Cacciari: “Sinner imbattibile perché non gioca con Federer, Nadal e Djokovic. Più bravi, più classe”

Massimo Cacciari ha assistito alla finale degli Internazionali d'Italia vinta a Roma da Jannik Sinner su Casper Ruud e pur essendo ovviamente contento per la vittoria del campione azzurro l'ha trovata "noiosissima". L'81enne filosofo e saggista veneziano, che dopo essere stato sindaco della Serenissima oggi continua ad insegnare, scrivere libri e girare l'Italia per conferenze e lectio magistrali, non ha dubbi che l'attuale dominio incontrastato dell'altoatesino non sarebbe tale se in campo avesse a che fare con i ‘Big Three' dell'epoca precedente, ovvero Roger Federer, Rafa Nadal e Novak Djokovic, da lui ritenuti "più bravi" e con "più classe".
Massimo Cacciari ritiene che lo strapotere di Jannik Sinner sia dovuto all'attuale livello più basso
"Sinner imbattibile? Beh imbattibile perché non gioca con i Federer, i Nadal e i Djokovic. È una competizione un po' diversa da quella di dieci, quindici anni fa – spiega Cacciari ai microfoni di ‘Un giorno da pecora' su Radio 1 – I suoi avversari non sono schiappe, ma il livello medio non è certo quello di dieci, quindici anni fa. Se vincerebbe o perderebbe contro Federer e Nadal al massimo del loro livello? Secondo me perderebbe".

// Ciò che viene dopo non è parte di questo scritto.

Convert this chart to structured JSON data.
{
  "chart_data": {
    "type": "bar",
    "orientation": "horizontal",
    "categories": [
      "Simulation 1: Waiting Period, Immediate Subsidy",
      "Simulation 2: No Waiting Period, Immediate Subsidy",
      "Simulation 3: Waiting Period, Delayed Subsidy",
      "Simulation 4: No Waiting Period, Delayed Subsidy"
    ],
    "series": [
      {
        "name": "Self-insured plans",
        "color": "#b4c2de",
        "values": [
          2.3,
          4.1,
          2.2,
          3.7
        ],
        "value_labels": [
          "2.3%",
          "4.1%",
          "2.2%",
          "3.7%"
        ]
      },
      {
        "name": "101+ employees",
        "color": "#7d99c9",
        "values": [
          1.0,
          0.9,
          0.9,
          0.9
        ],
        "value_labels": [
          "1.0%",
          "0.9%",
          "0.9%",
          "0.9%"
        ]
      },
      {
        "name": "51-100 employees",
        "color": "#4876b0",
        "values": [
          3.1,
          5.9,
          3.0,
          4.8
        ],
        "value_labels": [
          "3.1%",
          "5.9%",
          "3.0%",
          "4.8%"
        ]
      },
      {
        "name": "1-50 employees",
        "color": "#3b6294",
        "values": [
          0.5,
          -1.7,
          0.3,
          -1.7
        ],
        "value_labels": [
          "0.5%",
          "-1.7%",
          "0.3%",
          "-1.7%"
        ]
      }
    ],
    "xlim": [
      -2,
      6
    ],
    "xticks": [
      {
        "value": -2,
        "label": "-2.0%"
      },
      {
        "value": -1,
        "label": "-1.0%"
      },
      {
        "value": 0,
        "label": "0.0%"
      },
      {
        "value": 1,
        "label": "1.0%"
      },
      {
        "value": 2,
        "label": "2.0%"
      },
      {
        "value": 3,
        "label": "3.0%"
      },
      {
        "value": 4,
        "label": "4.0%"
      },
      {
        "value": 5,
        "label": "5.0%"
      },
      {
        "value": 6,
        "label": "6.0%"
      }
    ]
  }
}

Cacciari argomenta il suo parere: "Perderebbe perché erano più completi, per il gioco a rete, smash, eccetera. Erano certamente più bravi, cioè avevano più classe, dai. Credo che Sinner, che è una persona certamente di grande intelligenza e vince soprattutto perché ha diecimila volte più testa dei suoi avversari, sarebbe il primo a essere d'accordo con quello che dico".
"La finale di Roma? Noiosissima"
Abbastanza severo il giudizio di uno dei massimi esperti di estetica del pensiero contemporaneo sulla finale di Roma: "L'ho vista. Noiosissima. Bravissimo Sinner, concentratissimo. Sinner è veramente il più grande di tutti i tempi, io ritengo, per quanto riguarda la testa, la capacità di concentrazione. Cioè è un grandissimo campione. Però non è Federer, dai, non è Nadal, dai. Insomma, dai".

Tranchant infine il parere di Cacciari sulla passerella dei tanti politici presenti sulle tribune del Foro Italico in occasione della finale di Sinner (c'erano tra gli altri Salvini, Tajani, Renzi, Gualtieri, Rocca, Abodi, Nordio, Lollobrigida): "Uno spettacolo veramente di una tristezza cupa. Era una cosa cimiteriale".